I had a couple of questions to clarify how I am reading the workout.
If I see the following:
(1) 5 Rounds
- 3x Box Jump and Stick to 12” Box (Stick the landing)
- 5x Walking Lunges
- 5x Push Ups
- Instep Stretch
This is telling me part 1 of the overall workout and this is a 5 round circuit set. Part of my confusion is the inclusion of the stretch as part of the circuit as I am not used to that. I wanted to make sure that I did this correctly by performing the stretch as part of the circuit. My second question has to do with rest. I didn’t notice anything proscribing a certain rest scheme so I just assumed 60 sec in between each set. Although tonight this was killing me and I could tell I wasn’t fueled for it as I had to skip the (4) session altogether.
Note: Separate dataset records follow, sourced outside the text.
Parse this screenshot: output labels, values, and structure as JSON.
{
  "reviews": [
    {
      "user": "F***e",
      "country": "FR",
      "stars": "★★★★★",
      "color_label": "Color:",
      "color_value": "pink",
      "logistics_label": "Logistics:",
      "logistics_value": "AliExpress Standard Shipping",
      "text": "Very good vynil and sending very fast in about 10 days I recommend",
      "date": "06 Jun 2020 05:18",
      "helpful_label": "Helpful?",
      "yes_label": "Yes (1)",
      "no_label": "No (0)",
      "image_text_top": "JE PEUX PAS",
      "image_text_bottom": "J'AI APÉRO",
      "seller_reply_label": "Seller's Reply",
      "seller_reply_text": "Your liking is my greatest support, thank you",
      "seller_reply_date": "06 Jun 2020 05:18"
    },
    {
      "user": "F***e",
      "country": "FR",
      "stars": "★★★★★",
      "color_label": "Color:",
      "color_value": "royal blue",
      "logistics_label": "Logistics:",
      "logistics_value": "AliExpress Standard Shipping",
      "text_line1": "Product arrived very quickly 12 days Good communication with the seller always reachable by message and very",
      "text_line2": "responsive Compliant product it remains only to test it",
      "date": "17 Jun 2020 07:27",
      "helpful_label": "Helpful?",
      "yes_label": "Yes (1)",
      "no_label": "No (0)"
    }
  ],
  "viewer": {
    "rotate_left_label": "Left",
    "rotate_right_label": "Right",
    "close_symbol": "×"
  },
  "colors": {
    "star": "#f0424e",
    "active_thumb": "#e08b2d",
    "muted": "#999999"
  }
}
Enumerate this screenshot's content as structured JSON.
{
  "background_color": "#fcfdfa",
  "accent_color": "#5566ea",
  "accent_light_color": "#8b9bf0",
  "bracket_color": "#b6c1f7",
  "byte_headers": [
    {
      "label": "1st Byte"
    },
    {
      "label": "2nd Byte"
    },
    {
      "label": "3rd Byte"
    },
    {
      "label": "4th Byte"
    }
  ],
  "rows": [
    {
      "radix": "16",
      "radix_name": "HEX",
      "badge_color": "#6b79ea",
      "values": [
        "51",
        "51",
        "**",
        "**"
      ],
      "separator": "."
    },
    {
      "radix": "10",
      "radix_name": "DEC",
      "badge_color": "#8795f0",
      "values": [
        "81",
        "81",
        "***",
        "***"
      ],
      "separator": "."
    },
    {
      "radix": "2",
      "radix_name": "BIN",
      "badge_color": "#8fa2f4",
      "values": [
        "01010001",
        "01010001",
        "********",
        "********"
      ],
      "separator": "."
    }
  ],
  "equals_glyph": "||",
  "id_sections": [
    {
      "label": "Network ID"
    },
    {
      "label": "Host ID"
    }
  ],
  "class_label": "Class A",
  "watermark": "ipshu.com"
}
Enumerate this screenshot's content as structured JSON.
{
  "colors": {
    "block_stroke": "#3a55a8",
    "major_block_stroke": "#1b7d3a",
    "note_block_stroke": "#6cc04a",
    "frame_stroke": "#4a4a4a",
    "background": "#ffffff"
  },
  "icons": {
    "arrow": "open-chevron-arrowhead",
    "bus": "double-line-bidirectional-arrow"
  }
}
I grabbed a protein shake afterwards and felt 100% better so tomorrow I will be better prepared. Nothing like experience to inform us where we went wrong!
The only other question I really have was in round 2:
(2) 4 Rounds
- 8x 1-Leg Box Squat
- 3/6x Chin ups
I didn’t understand the 3/6x Chin ups. Was this to be 8×1-Leg Squats 3xChin Ups 8×1-Leg Squats 3xChin Ups? Or a timing thing like (3 second Chin Ups x6) or just 3 Chin Ups for women, 6 for men? I hope the 20/20 Standing Flounder and other exercises will become clear when I look up what they are.
Thanks and looking forward to continuing the workout! I chose this one since I have been having issues with ITB and other tendon injuries preventing me from really running as much as I would like. I know that I have really weak gluteus medius and weak feet, partly from working at a desk for really long hours and having been inconsistent with working out for so many years. My big crazy goal right now is to run the Bighorn Mountain 52 in June 2017. – A
Answers:
1) Yes – the stretch is included in the circuit – so you’ll do the instep stretch 5x – once each round – it’s helps with mobility and gives you a break for the box jumps. Understand this is a post-rehab plan, and starts out gentle, then builds in difficulty.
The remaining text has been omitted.